Another important security practice SharePoint employs is to limit the types of files that can be uploaded. You can find the list of blocked files by clicking the Define blocked file types link. SharePoint 2007 also had a blocked file list, and it’s largely the same in SharePoint 2010. Out of the box, SharePoint 2010 blocks nearly 100 file types, but you can add your own to the list by entering the extension of the file type. This is configured per web application, so if you have more than one web application you can have a different set of files blocked for each.

The last major link in the General Security subcategory is Manage web part security. This page enables you to configure how users are allowed to interact with aspects of Web Parts. As in previous SharePoint versions, Web Parts are still one of the building blocks for providing information on a SharePoint page; and also like previous versions, many of those Web Parts can be connected to provide and consume data from one another, allowing for dynamic presentation of content. You can choose to disable the Web Part connections option (its default is enabled), and specify whether or not they are allowed to access the Online Web Part Gallery, which contains Web Parts developed by Microsoft and potentially other third-party vendors. If you choose to allow users to access the Online Web Part Gallery, you may need to modify the web.config file to allow the server access to outside galleries. Finally, on this page you can allow your users to edit scriptable Web Parts; and you can restore the default settings if necessary. Again, these settings can be changed per web application.

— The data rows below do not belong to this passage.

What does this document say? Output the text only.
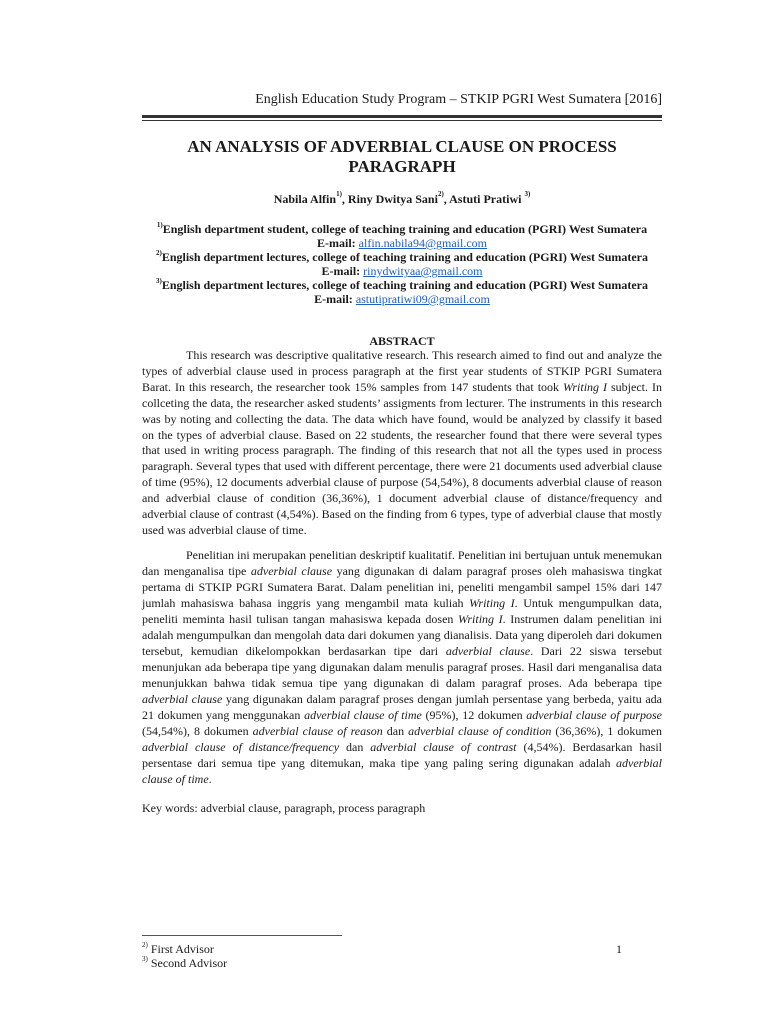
English Education Study Program – STKIP PGRI West Sumatera [2016]
AN ANALYSIS OF ADVERBIAL CLAUSE ON PROCESS
PARAGRAPH
Nabila Alfin$^{1)}$, Riny Dwitya Sani$^{2)}$, Astuti Pratiwi $^{3)}$
$^{1)}$English department student, college of teaching training and education (PGRI) West Sumatera
E-mail: alfin.nabila94@gmail.com
$^{2)}$English department lectures, college of teaching training and education (PGRI) West Sumatera
E-mail: rinydwityaa@gmail.com
$^{3)}$English department lectures, college of teaching training and education (PGRI) West Sumatera
E-mail: astutipratiwi09@gmail.com
ABSTRACT
This research was descriptive qualitative research. This research aimed to find out and analyze the types of adverbial clause used in process paragraph at the first year students of STKIP PGRI Sumatera Barat. In this research, the researcher took 15% samples from 147 students that took Writing I subject. In collceting the data, the researcher asked students’ assigments from lecturer. The instruments in this research was by noting and collecting the data. The data which have found, would be analyzed by classify it based on the types of adverbial clause. Based on 22 students, the researcher found that there were several types that used in writing process paragraph. The finding of this research that not all the types used in process paragraph. Several types that used with different percentage, there were 21 documents used adverbial clause of time (95%), 12 documents adverbial clause of purpose (54,54%), 8 documents adverbial clause of reason and adverbial clause of condition (36,36%), 1 document adverbial clause of distance/frequency and adverbial clause of contrast (4,54%). Based on the finding from 6 types, type of adverbial clause that mostly used was adverbial clause of time.
Penelitian ini merupakan penelitian deskriptif kualitatif. Penelitian ini bertujuan untuk menemukan dan menganalisa tipe adverbial clause yang digunakan di dalam paragraf proses oleh mahasiswa tingkat pertama di STKIP PGRI Sumatera Barat. Dalam penelitian ini, peneliti mengambil sampel 15% dari 147 jumlah mahasiswa bahasa inggris yang mengambil mata kuliah Writing I. Untuk mengumpulkan data, peneliti meminta hasil tulisan tangan mahasiswa kepada dosen Writing I. Instrumen dalam penelitian ini adalah mengumpulkan dan mengolah data dari dokumen yang dianalisis. Data yang diperoleh dari dokumen tersebut, kemudian dikelompokkan berdasarkan tipe dari adverbial clause. Dari 22 siswa tersebut menunjukan ada beberapa tipe yang digunakan dalam menulis paragraf proses. Hasil dari menganalisa data menunjukkan bahwa tidak semua tipe yang digunakan di dalam paragraf proses. Ada beberapa tipe adverbial clause yang digunakan dalam paragraf proses dengan jumlah persentase yang berbeda, yaitu ada 21 dokumen yang menggunakan adverbial clause of time (95%), 12 dokumen adverbial clause of purpose (54,54%), 8 dokumen adverbial clause of reason dan adverbial clause of condition (36,36%), 1 dokumen adverbial clause of distance/frequency dan adverbial clause of contrast (4,54%). Berdasarkan hasil persentase dari semua tipe yang ditemukan, maka tipe yang paling sering digunakan adalah adverbial clause of time.
Key words: adverbial clause, paragraph, process paragraph
$^{2)}$ First Advisor
$^{3)}$ Second Advisor
1
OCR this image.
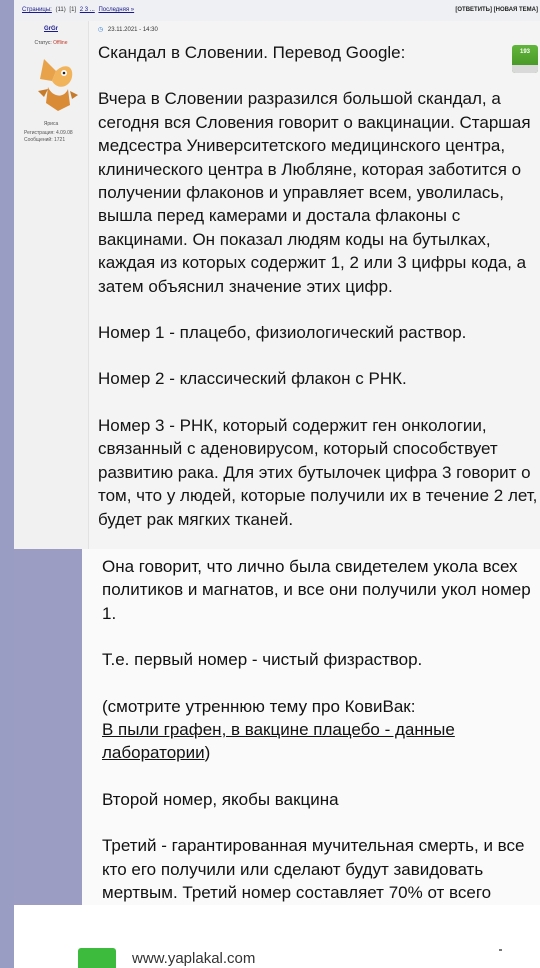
Страницы: (11) [1] 2 3 ... Последняя »	[ОТВЕТИТЬ] [НОВАЯ ТЕМА]
GrGr
Статус: Offline
Яриса
Регистрация: 4.09.08
Сообщений: 1721
◷ 23.11.2021 - 14:30
193

Скандал в Словении. Перевод Google:

Вчера в Словении разразился большой скандал, а сегодня вся Словения говорит о вакцинации. Старшая медсестра Университетского медицинского центра, клинического центра в Любляне, которая заботится о получении флаконов и управляет всем, уволилась, вышла перед камерами и достала флаконы с вакцинами. Он показал людям коды на бутылках, каждая из которых содержит 1, 2 или 3 цифры кода, а затем объяснил значение этих цифр.

Номер 1 - плацебо, физиологический раствор.

Номер 2 - классический флакон с РНК.

Номер 3 - РНК, который содержит ген онкологии, связанный с аденовирусом, который способствует развитию рака. Для этих бутылочек цифра 3 говорит о том, что у людей, которые получили их в течение 2 лет, будет рак мягких тканей.

Она говорит, что лично была свидетелем укола всех политиков и магнатов, и все они получили укол номер 1.

Т.е. первый номер - чистый физраствор.

(смотрите утреннюю тему про КовиВак:
В пыли графен, в вакцине плацебо - данные лаборатории)

Второй номер, якобы вакцина

Третий - гарантированная мучительная смерть, и все кто его получили или сделают будут завидовать мертвым. Третий номер составляет 70% от всего

www.yaplakal.com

The General Security subcategory also provides another link to configuring self-site creation, which can be accessed from a number of other areas in Central Administration as well.

Information Policy

The Information Policy subcategory lets you configure information rights management (IRM) for the farm by clicking the Configure information rights management link. By default, IRM is turned off, but you have the option to use the default server running Windows Rights Management Services listed in Active directory, or specify your own server running RMS. Once IRM has been enabled, you can set the IRM policies for the farm by clicking Configure Information Rights Management Policy. Out of the box, SharePoint 2010 comes with four preconfigured policies: Labels, Barcodes, Auditing, and Retention. Clicking the policy name enables you to edit the settings for that policy, such as whether or not the policy should be decommissioned or remain active. Decommissioning a policy doesn’t remove it from any document libraries and lists that currently use it, but it will prevent new libraries and lists from being able to consume it.

Upgrade and Migration

As shown in Figure 6-12, the Upgrade and Migration category only has one subcategory, Upgrade and Patch Management. This subcategory contains only a handful of links.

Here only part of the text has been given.